In our analysis, females had a 15% increased risk of bladder cancer specific mortality compared to males, but no increased risk of all-cause mortality. Noon, et al found that females with high risk bladder cancer had worse bladder cancer specific mortality, but not all-cause mortality. There were no significant differences in 5 year all-cause of bladder-cancer specific mortality for patients with low-risk or muscle invasive bladder cancer [21]. In a propensity score matching analysis, Choo, et al found that female gender was not an independent risk factor for overall survival or bladder cancer specific survival [22]. Mallin, et. al showed that, after controlling for demographic and clinical differences, in early stage disease, Caucasian females had significantly lower mortality then Caucasian males, but for late-stage disease African American males (HR 1.3; CI 1.2–1.4) and African American females (HR 1.3; CI 1.2-1.3) had increased mortality to Caucasian males, but not to Caucasian females [3].

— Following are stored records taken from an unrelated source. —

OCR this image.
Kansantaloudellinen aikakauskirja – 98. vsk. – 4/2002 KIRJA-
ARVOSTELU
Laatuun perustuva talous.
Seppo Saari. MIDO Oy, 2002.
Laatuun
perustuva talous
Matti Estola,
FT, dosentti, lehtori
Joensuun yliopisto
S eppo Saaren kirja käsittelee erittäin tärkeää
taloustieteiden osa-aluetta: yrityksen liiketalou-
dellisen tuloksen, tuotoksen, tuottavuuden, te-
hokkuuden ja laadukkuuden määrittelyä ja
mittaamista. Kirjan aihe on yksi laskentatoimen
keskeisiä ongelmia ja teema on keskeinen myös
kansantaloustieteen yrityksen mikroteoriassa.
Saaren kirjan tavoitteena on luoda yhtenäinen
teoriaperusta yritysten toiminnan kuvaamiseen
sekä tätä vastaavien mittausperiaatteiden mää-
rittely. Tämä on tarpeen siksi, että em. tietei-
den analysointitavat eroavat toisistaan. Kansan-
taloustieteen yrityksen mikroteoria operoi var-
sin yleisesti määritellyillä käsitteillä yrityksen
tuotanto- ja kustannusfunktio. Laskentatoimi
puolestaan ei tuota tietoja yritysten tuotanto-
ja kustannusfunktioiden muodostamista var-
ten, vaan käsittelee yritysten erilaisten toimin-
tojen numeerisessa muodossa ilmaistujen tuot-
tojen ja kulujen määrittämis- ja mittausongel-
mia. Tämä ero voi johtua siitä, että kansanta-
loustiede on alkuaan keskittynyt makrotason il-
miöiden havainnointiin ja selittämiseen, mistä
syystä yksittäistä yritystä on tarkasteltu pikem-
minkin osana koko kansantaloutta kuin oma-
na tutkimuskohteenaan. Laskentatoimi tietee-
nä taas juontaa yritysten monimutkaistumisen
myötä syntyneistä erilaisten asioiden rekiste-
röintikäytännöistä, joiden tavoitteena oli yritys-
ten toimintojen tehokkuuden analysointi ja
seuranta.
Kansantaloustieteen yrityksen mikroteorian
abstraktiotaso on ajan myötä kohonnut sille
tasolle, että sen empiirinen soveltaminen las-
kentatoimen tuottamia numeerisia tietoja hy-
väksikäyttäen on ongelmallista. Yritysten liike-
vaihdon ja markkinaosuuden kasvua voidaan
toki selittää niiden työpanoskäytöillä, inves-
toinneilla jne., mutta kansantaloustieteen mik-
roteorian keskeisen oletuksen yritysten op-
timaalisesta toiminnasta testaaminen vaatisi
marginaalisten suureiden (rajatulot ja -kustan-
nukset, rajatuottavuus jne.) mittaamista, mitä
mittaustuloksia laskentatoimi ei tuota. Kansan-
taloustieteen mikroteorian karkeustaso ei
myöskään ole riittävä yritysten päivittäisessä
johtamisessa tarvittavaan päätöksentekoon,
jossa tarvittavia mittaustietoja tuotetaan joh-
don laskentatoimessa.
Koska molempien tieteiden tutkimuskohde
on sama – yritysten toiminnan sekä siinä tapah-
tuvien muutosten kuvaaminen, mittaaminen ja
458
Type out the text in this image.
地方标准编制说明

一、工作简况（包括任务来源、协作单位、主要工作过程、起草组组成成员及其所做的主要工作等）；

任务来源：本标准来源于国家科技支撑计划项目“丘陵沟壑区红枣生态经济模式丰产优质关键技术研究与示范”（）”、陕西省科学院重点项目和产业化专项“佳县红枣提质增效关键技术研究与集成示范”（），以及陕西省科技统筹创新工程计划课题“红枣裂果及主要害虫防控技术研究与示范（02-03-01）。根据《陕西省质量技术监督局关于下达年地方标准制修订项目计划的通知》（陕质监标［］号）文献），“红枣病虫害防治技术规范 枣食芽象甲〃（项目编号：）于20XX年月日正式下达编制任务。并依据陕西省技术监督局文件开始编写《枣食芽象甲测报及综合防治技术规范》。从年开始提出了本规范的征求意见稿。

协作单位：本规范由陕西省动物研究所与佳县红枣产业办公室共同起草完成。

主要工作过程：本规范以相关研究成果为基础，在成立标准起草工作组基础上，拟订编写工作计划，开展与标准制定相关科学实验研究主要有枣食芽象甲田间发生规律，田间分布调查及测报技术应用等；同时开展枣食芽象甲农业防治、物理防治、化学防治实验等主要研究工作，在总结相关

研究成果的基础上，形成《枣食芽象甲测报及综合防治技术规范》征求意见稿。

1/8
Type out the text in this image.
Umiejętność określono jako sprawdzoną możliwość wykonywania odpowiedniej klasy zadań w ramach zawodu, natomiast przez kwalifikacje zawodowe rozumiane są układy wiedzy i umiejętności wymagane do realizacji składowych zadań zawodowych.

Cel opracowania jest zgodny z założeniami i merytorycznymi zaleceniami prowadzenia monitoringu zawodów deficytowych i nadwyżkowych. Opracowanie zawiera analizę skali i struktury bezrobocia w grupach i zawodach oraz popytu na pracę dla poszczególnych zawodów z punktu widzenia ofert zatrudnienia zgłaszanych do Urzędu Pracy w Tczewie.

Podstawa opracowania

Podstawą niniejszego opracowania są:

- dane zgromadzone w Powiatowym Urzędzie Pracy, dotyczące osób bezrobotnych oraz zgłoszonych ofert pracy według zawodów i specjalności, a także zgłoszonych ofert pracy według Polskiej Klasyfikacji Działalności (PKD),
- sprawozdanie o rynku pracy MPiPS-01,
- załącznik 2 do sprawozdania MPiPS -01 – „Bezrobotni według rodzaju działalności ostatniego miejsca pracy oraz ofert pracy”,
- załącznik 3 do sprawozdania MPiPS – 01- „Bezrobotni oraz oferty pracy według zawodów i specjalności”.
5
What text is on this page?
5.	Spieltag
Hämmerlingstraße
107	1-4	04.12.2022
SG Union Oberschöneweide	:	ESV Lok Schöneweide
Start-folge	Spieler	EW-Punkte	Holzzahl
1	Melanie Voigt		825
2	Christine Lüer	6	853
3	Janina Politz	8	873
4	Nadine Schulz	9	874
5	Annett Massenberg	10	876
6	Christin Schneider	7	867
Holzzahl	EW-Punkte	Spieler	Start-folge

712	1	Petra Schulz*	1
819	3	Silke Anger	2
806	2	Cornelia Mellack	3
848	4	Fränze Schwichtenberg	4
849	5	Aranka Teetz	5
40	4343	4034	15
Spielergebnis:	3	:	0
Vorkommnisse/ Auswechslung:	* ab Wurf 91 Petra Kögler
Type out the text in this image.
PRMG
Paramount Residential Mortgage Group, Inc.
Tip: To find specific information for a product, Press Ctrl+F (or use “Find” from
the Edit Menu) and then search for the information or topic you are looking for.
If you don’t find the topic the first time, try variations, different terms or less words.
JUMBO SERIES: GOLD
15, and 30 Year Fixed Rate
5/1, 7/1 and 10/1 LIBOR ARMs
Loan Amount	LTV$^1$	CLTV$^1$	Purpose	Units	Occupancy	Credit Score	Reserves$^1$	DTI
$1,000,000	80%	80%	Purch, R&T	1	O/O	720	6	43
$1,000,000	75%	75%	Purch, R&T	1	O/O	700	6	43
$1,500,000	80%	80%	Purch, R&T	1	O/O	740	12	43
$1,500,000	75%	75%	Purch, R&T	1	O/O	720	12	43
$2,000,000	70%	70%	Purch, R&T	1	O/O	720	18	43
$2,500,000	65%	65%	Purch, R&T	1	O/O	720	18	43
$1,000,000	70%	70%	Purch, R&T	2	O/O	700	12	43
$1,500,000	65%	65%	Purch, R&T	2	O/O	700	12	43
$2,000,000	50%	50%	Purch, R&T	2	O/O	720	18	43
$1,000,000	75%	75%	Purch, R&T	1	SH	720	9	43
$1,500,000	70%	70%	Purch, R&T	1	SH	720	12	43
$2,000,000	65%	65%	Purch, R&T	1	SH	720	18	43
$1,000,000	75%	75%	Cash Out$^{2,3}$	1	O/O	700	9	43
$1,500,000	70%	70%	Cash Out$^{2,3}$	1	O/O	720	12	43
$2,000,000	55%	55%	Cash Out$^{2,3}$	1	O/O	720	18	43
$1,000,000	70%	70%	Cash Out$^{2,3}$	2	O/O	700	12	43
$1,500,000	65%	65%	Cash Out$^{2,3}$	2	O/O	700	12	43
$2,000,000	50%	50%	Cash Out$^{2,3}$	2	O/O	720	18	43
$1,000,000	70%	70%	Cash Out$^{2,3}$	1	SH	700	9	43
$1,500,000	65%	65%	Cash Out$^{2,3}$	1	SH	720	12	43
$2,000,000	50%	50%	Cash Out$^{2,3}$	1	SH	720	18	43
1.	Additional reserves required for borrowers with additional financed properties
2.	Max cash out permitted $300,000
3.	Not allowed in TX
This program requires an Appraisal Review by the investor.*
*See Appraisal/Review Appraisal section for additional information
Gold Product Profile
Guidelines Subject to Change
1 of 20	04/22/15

The finding that African Americans had a lower mean age at diagnosis than Caucasians (64.5 vs. 67.9; p < 0.001) and that the distribution of age at diagnosis was significantly different between African Americans and Caucasians (p < 0.001) is interesting and contrary to what would be expected when examining smoking rates in African Americans and Caucasians. Although overall smoking rates are similar amongst African Americans and Caucasians, African American men are more likely to smoke than Caucasian men, but African American women are less likely to smoke than Caucasian women [23]. In addition, Caucasian women start smoking at an earlier age than African American women [24]. When examining smoking rates, by age, smoking rates for Caucasian women are higher than for African American women at each age group, except for in the mid 30’s to late 40’s, where smoking rates are higher for African American women than Caucasian women.
Regional variation
Underwood and colleagues found that patients who were diagnosed in Iowa or Detroit were more likely to die of bladder cancer than those diagnosed in Utah or New Mexico [5]. In Atlanta, African American patients were more likely to die from bladder cancer than similar Caucasian patients and also had increased bladder-cancer specific mortality than African American patients diagnosed in all other regions except Atlanta. Our analysis demonstrated regional variation in bladder cancer and overall mortality. Patients diagnosed in the Pacific Coast region had a lower risk of all-cause and bladder cancer-specific mortality than those diagnosed in the East.
Treatment differences
This analysis demonstrates that there are no African American/Caucasian racial disparities in bladder cancer-specific survival amongst patients who undergo a cystectomy for treatment of bladder cancer after controlling for other variables. This suggests that African American and Caucasian patients who undergo a cystectomy have equal responses to therapy and get equivalent treatment. Patients who do not get treated with a cystectomy may have additional barriers to care or differences in type, quality, or intensity of treatment, which are not examined in this analysis. Other studies have determined that disparities in survival could be secondary to treatment differences, such as African American patients being more likely to receive no treatment [25], radiation alone [26], or radiation and chemotherapy [11]. In contrast, a study of SEER-Medicare patients with early stage bladder cancer, Hollenbeck et al. determined that the racial disparity in bladder cancer mortality was not due to differences in treatment intensity or quality of care. In fact, African American patients were more likely to undergo a restaging resection (12% vs 6.5% ; p < 0.01) and urine cytology (36.8% vs 29.7% ; p < 0.01) [27]. Proust also found no racial disparities in treatment [14].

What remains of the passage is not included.